3. Ensine o contexto do seu projeto no CLAUDE.md
No CLAUDE.md do seu projeto, eu coloquei regras como:
- Toda alteração de segurança atualiza
docs/security/AUDIT_2026.md - Todo commit passa pelo skill
/commitque roda/docsautomaticamente - Skills disponíveis:
/security-scan,/query-review,/docs,/commit - Stack: Fastify 5 + Zod + Mongoose 8 + ioredis
O Claude Code absorve esse contexto e aplica as skills com conhecimento do projeto.
4. Use no fluxo natural de desenvolvimento
Não é um passo extra. É parte do fluxo:
1. Implementa feature
2. /security-scan ← audita os arquivos alterados
3. Corrige findings
4. /query-review ← verifica queries MongoDB
5. /commit ← que roda /docs automaticamente
Periodicamente:
/security-hardening ← auditoria profunda
/soc2-audit ← compliance completa
Por que isso importa mais que um scanner externo
Um scanner externo vê o código como texto. O Claude Code vê o código como sistema.

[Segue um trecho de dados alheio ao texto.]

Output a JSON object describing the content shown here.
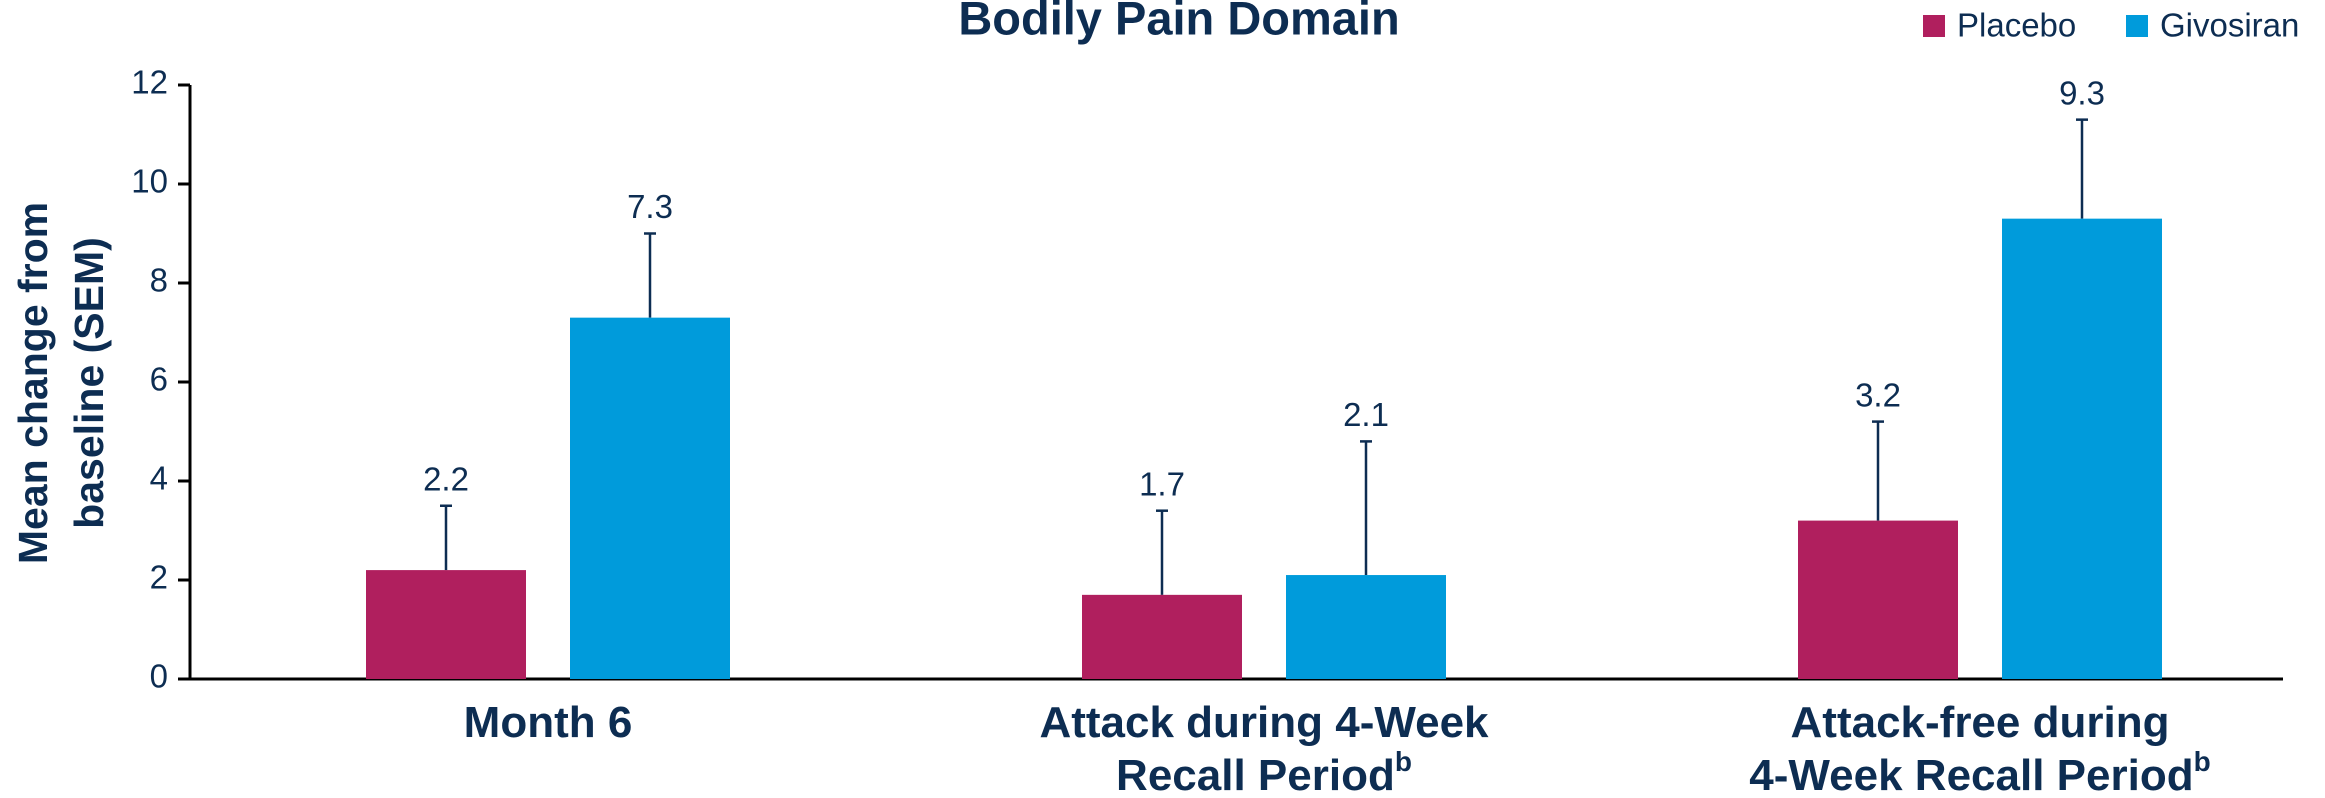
{
  "chart_data": {
    "type": "bar",
    "title": "Bodily Pain Domain",
    "ylabel": [
      "Mean change from",
      "baseline (SEM)"
    ],
    "categories": [
      [
        "Month 6"
      ],
      [
        "Attack during 4-Week",
        "Recall Period"
      ],
      [
        "Attack-free during",
        "4-Week Recall Period"
      ]
    ],
    "category_footnotes": [
      null,
      "b",
      "b"
    ],
    "series": [
      {
        "name": "Placebo",
        "color": "#b01f5e",
        "values": [
          2.2,
          1.7,
          3.2
        ],
        "errors": [
          1.3,
          1.7,
          2.0
        ]
      },
      {
        "name": "Givosiran",
        "color": "#009bdb",
        "values": [
          7.3,
          2.1,
          9.3
        ],
        "errors": [
          1.7,
          2.7,
          2.0
        ]
      }
    ],
    "ylim": [
      0,
      12
    ],
    "yticks": [
      0,
      2,
      4,
      6,
      8,
      10,
      12
    ],
    "legend": "top-right"
  }
}
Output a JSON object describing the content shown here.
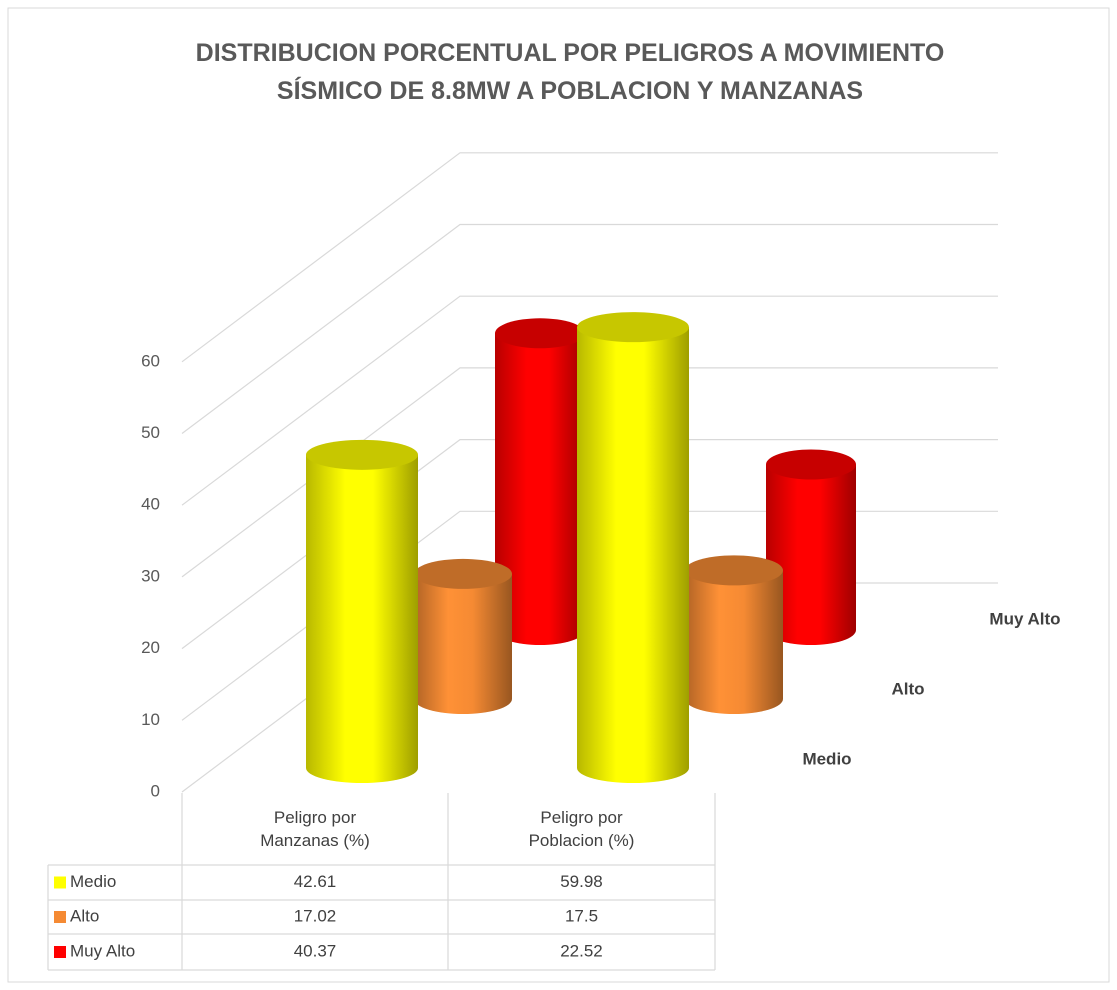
{
  "chart_data": {
    "type": "bar3d",
    "title": "DISTRIBUCION PORCENTUAL POR PELIGROS A MOVIMIENTO SÍSMICO DE 8.8MW A POBLACION Y MANZANAS",
    "categories": [
      "Peligro por Manzanas (%)",
      "Peligro por Poblacion (%)"
    ],
    "series": [
      {
        "name": "Medio",
        "color": "#ffff00",
        "values": [
          42.61,
          59.98
        ]
      },
      {
        "name": "Alto",
        "color": "#f58a33",
        "values": [
          17.02,
          17.5
        ]
      },
      {
        "name": "Muy Alto",
        "color": "#ff0000",
        "values": [
          40.37,
          22.52
        ]
      }
    ],
    "ylim": [
      0,
      60
    ],
    "yticks": [
      0,
      10,
      20,
      30,
      40,
      50,
      60
    ],
    "grid": true,
    "data_table": true
  }
}
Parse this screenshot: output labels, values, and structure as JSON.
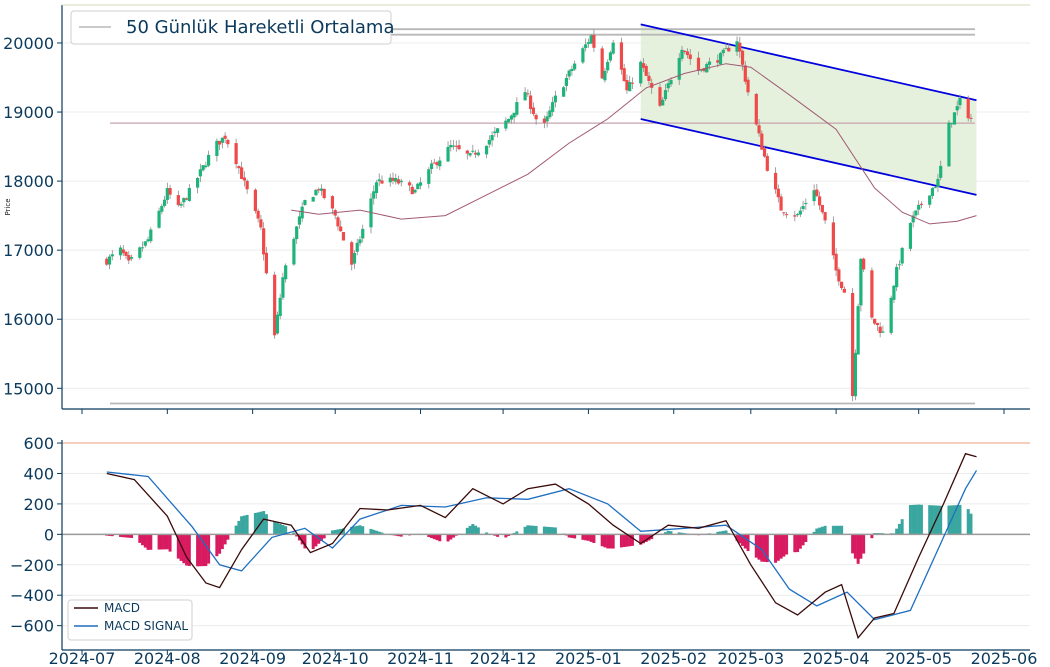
{
  "chart_data": [
    {
      "type": "candlestick",
      "title": "",
      "xlabel": "",
      "ylabel": "Price",
      "ylim": [
        14700,
        20550
      ],
      "yticks": [
        15000,
        16000,
        17000,
        18000,
        19000,
        20000
      ],
      "legend": {
        "label": "50 Günlük Hareketli Ortalama",
        "placement": "top-left"
      },
      "colors": {
        "up": "#1db37a",
        "down": "#ef4a4a",
        "ma": "#a05a73",
        "channel": "#0000dd",
        "channel_fill": "#e2f0d9",
        "hline": "#b8b8b8",
        "hline_pink": "#c9a3ad"
      },
      "horizontal_levels": [
        20200,
        20120,
        18840,
        14780
      ],
      "channel": {
        "start": "2025-01-20",
        "end": "2025-05-22",
        "upper": [
          20270,
          19170
        ],
        "lower": [
          18900,
          17800
        ]
      },
      "control_points": [
        [
          "2024-07-10",
          16850
        ],
        [
          "2024-07-15",
          17000
        ],
        [
          "2024-07-18",
          16800
        ],
        [
          "2024-07-25",
          17150
        ],
        [
          "2024-08-01",
          17850
        ],
        [
          "2024-08-05",
          17600
        ],
        [
          "2024-08-10",
          17900
        ],
        [
          "2024-08-18",
          18500
        ],
        [
          "2024-08-22",
          18650
        ],
        [
          "2024-08-26",
          18300
        ],
        [
          "2024-08-30",
          17850
        ],
        [
          "2024-09-04",
          17300
        ],
        [
          "2024-09-06",
          16650
        ],
        [
          "2024-09-09",
          15750
        ],
        [
          "2024-09-12",
          16600
        ],
        [
          "2024-09-16",
          17200
        ],
        [
          "2024-09-20",
          17700
        ],
        [
          "2024-09-25",
          17900
        ],
        [
          "2024-10-01",
          17500
        ],
        [
          "2024-10-07",
          16800
        ],
        [
          "2024-10-11",
          17300
        ],
        [
          "2024-10-16",
          18000
        ],
        [
          "2024-10-23",
          18000
        ],
        [
          "2024-10-30",
          17850
        ],
        [
          "2024-11-05",
          18200
        ],
        [
          "2024-11-12",
          18500
        ],
        [
          "2024-11-19",
          18350
        ],
        [
          "2024-11-26",
          18600
        ],
        [
          "2024-12-03",
          18900
        ],
        [
          "2024-12-09",
          19300
        ],
        [
          "2024-12-15",
          18700
        ],
        [
          "2024-12-20",
          19200
        ],
        [
          "2024-12-27",
          19700
        ],
        [
          "2025-01-02",
          20100
        ],
        [
          "2025-01-06",
          19500
        ],
        [
          "2025-01-10",
          20050
        ],
        [
          "2025-01-15",
          19300
        ],
        [
          "2025-01-20",
          19700
        ],
        [
          "2025-01-27",
          19050
        ],
        [
          "2025-02-04",
          19950
        ],
        [
          "2025-02-10",
          19600
        ],
        [
          "2025-02-18",
          19800
        ],
        [
          "2025-02-24",
          20050
        ],
        [
          "2025-03-01",
          19100
        ],
        [
          "2025-03-07",
          18200
        ],
        [
          "2025-03-12",
          17600
        ],
        [
          "2025-03-18",
          17500
        ],
        [
          "2025-03-24",
          17900
        ],
        [
          "2025-03-28",
          17400
        ],
        [
          "2025-04-01",
          16700
        ],
        [
          "2025-04-04",
          16400
        ],
        [
          "2025-04-07",
          14900
        ],
        [
          "2025-04-10",
          16900
        ],
        [
          "2025-04-14",
          16000
        ],
        [
          "2025-04-18",
          15800
        ],
        [
          "2025-04-23",
          16700
        ],
        [
          "2025-04-28",
          17400
        ],
        [
          "2025-05-04",
          17800
        ],
        [
          "2025-05-08",
          18000
        ],
        [
          "2025-05-12",
          18800
        ],
        [
          "2025-05-16",
          19150
        ],
        [
          "2025-05-20",
          18900
        ]
      ],
      "ma_points": [
        [
          "2024-09-15",
          17580
        ],
        [
          "2024-09-25",
          17520
        ],
        [
          "2024-10-10",
          17580
        ],
        [
          "2024-10-25",
          17450
        ],
        [
          "2024-11-10",
          17500
        ],
        [
          "2024-11-25",
          17800
        ],
        [
          "2024-12-10",
          18100
        ],
        [
          "2024-12-25",
          18550
        ],
        [
          "2025-01-08",
          18900
        ],
        [
          "2025-01-22",
          19350
        ],
        [
          "2025-02-05",
          19560
        ],
        [
          "2025-02-20",
          19700
        ],
        [
          "2025-03-01",
          19650
        ],
        [
          "2025-03-15",
          19250
        ],
        [
          "2025-04-01",
          18750
        ],
        [
          "2025-04-15",
          17900
        ],
        [
          "2025-04-25",
          17550
        ],
        [
          "2025-05-05",
          17380
        ],
        [
          "2025-05-15",
          17420
        ],
        [
          "2025-05-22",
          17500
        ]
      ]
    },
    {
      "type": "line",
      "title": "",
      "xlabel": "",
      "ylabel": "",
      "ylim": [
        -760,
        620
      ],
      "yticks": [
        600,
        400,
        200,
        0,
        -200,
        -400,
        -600
      ],
      "hline_top": 600,
      "legend_placement": "bottom-left",
      "x_ticks": [
        "2024-07",
        "2024-08",
        "2024-09",
        "2024-10",
        "2024-11",
        "2024-12",
        "2025-01",
        "2025-02",
        "2025-03",
        "2025-04",
        "2025-05",
        "2025-06"
      ],
      "series": [
        {
          "name": "MACD",
          "color": "#3a0a0a",
          "points": [
            [
              "2024-07-10",
              400
            ],
            [
              "2024-07-20",
              360
            ],
            [
              "2024-08-01",
              120
            ],
            [
              "2024-08-08",
              -150
            ],
            [
              "2024-08-15",
              -320
            ],
            [
              "2024-08-20",
              -350
            ],
            [
              "2024-08-28",
              -100
            ],
            [
              "2024-09-05",
              100
            ],
            [
              "2024-09-15",
              60
            ],
            [
              "2024-09-22",
              -120
            ],
            [
              "2024-09-30",
              -60
            ],
            [
              "2024-10-10",
              170
            ],
            [
              "2024-10-20",
              160
            ],
            [
              "2024-11-01",
              190
            ],
            [
              "2024-11-10",
              110
            ],
            [
              "2024-11-20",
              300
            ],
            [
              "2024-12-01",
              200
            ],
            [
              "2024-12-10",
              300
            ],
            [
              "2024-12-20",
              330
            ],
            [
              "2025-01-01",
              200
            ],
            [
              "2025-01-10",
              60
            ],
            [
              "2025-01-20",
              -60
            ],
            [
              "2025-01-30",
              60
            ],
            [
              "2025-02-10",
              40
            ],
            [
              "2025-02-20",
              90
            ],
            [
              "2025-03-01",
              -200
            ],
            [
              "2025-03-10",
              -450
            ],
            [
              "2025-03-18",
              -530
            ],
            [
              "2025-03-28",
              -380
            ],
            [
              "2025-04-03",
              -330
            ],
            [
              "2025-04-09",
              -680
            ],
            [
              "2025-04-15",
              -550
            ],
            [
              "2025-04-22",
              -520
            ],
            [
              "2025-05-01",
              -150
            ],
            [
              "2025-05-10",
              200
            ],
            [
              "2025-05-18",
              530
            ],
            [
              "2025-05-22",
              510
            ]
          ]
        },
        {
          "name": "MACD SIGNAL",
          "color": "#1f6fc2",
          "points": [
            [
              "2024-07-10",
              410
            ],
            [
              "2024-07-25",
              380
            ],
            [
              "2024-08-10",
              50
            ],
            [
              "2024-08-20",
              -200
            ],
            [
              "2024-08-28",
              -240
            ],
            [
              "2024-09-08",
              -20
            ],
            [
              "2024-09-20",
              40
            ],
            [
              "2024-09-30",
              -90
            ],
            [
              "2024-10-10",
              100
            ],
            [
              "2024-10-25",
              190
            ],
            [
              "2024-11-10",
              180
            ],
            [
              "2024-11-25",
              240
            ],
            [
              "2024-12-10",
              230
            ],
            [
              "2024-12-25",
              300
            ],
            [
              "2025-01-08",
              200
            ],
            [
              "2025-01-20",
              20
            ],
            [
              "2025-02-05",
              40
            ],
            [
              "2025-02-20",
              60
            ],
            [
              "2025-03-05",
              -100
            ],
            [
              "2025-03-15",
              -360
            ],
            [
              "2025-03-25",
              -470
            ],
            [
              "2025-04-05",
              -380
            ],
            [
              "2025-04-15",
              -560
            ],
            [
              "2025-04-28",
              -500
            ],
            [
              "2025-05-08",
              -100
            ],
            [
              "2025-05-18",
              300
            ],
            [
              "2025-05-22",
              420
            ]
          ]
        },
        {
          "name": "histogram",
          "colors": {
            "positive": "#3aa6a0",
            "negative": "#d81b60"
          }
        }
      ]
    }
  ]
}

Ele sabe que o clearFailedAttempts na linha 69 do auth.service.ts é chamado antes da verificação 2FA, e que isso permite brute-force infinito do TOTP, resetando o counter a cada tentativa. Nenhum scanner de regex encontra isso. É uma vulnerabilidade de lógica de negócio.
Ele sabe que aquele Account.findById(id) sem segundo argumento vai retornar o documento inteiro incluindo o hash da senha, o secret do 2FA, e os backup codes. Não porque bateu uma regra "findById sem projeção", mas porque leu o schema do Mongoose e entendeu quais campos existem e quais são sensíveis.
Ele sabe cruzar o finding C2 do AUDIT_2026.md com o teste de regressão no injection.test.ts e confirmar que o fix foi implementado e testado.
Isso não é scan. É auditoria.
A ferramenta sempre esteve ali
Skills são arquivos markdown. Qualquer dev pode criar. Não precisa esperar a Anthropic lançar uma feature oficial. Não precisa pagar uma plataforma de segurança.
O Claude Code já lê código, já entende contexto, já sabe escrever testes, já conhece OWASP e SOC 2. A única coisa que faltava era alguém dizer pra ele como auditar, com a especificidade de quem realmente faz segurança.
As empresas de segurança não perderam bilhões porque surgiu mais um scanner. Perderam porque o paradigma mudou: a segurança saiu de fora e foi pra dentro do código. E quando está dentro, não tem como competir com quem entende cada linha.